Understanding Correct Occlusal Adjustment: If Not Now, When?
Abstract
Introduction
A biomechanically acceptable occlusal plan is one that causes little altered function in the stomatognathic organ, and favours maintenance of an organized occlusion coupled with an organized disclusion to reduce or eradicate destruction to the dentition or its investing tissues. All teeth should close into a nonguided, nondeflective centric occlusion equally, firmly and simultaneously. The incisors should disclude all other teeth in protrusive movements, the canines should disclude all other teeth laterally. This arrangement promotes occlusal passivity.
Opposing parabolic surfaces are requisite for a scissor-like action of the cusps coincident with the curvature of the distal slope of the articular eminence, which determines the topography of the cusp between its tip and the base of the fossa. The angle of the slope determines the angle of the cusp. Convex occlusal surfaces, aided by concave maxillary palatal surfaces anteriorly, provide the greatest freedom of motion with the least amount of faceting. Flattened areas should not appear on occluding teeth, unless imposed by wear, accident or the -hand of man.

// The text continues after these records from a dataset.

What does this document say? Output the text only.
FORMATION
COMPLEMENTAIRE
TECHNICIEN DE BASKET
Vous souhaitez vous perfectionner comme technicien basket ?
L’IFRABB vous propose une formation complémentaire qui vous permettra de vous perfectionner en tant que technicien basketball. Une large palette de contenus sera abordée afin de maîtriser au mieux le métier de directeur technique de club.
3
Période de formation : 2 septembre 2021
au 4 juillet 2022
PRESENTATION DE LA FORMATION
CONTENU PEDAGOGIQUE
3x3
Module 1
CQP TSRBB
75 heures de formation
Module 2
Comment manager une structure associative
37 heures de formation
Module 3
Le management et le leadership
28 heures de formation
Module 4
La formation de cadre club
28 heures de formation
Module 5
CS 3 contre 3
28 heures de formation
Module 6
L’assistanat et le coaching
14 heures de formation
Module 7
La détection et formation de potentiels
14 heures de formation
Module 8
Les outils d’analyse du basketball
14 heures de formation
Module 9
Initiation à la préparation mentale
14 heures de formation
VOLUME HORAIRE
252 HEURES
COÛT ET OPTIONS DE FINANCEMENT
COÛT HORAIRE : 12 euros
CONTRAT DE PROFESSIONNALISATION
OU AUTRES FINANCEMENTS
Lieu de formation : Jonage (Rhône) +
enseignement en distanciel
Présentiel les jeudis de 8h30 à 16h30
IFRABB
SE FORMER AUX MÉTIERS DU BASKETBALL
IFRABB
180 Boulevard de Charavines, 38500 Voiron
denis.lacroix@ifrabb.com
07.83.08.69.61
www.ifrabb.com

The teeth should not produce neuromascular contractual patterns that unconsciously avoid occlusal disharmonies. This produces stress in the masticatory muscles and ultimately will prcipitate bruxism. Correct organic occlusion is always the same; identical basic principles are involved for both young and old. Contrary to what some may believe, tooth wear is not a physiological phenomenon desirable with ageing. Cuspal wear is never desirable because the body does not replace shorn enamel and dentin. Wearing of teeth (faceting or bruxofaceting) is a gross symptom of musculoskeletal instability and abnormal function at any age.
Nothing else cripples a dentition so devastatingly - or so hobbles a chewing cycle with dysrhythmia - - as CR/CO disharmonies arising secondary to ill-conceived restorations that promulgate stress-inducing avoidance patterns. Since the occlusion of teeth can ostensibly influence the closing patterns of the mandibular musculature, dentists can easily initiate stress into the gnathic organ. Common dental procedures, which invariably alters the occlusal and incisal surfaces of opposing teeth, manipulate musculoskeletal proprioception in a manner entirely unique to dentistry. Thus, it behooves all dentists to be cognizant of deleterious wear patterns, and to understand, evaluate and be able to properly correct noxious occlusal interferences without further ablation of already-compromized dentate morphology. If not why, how? If not now, when?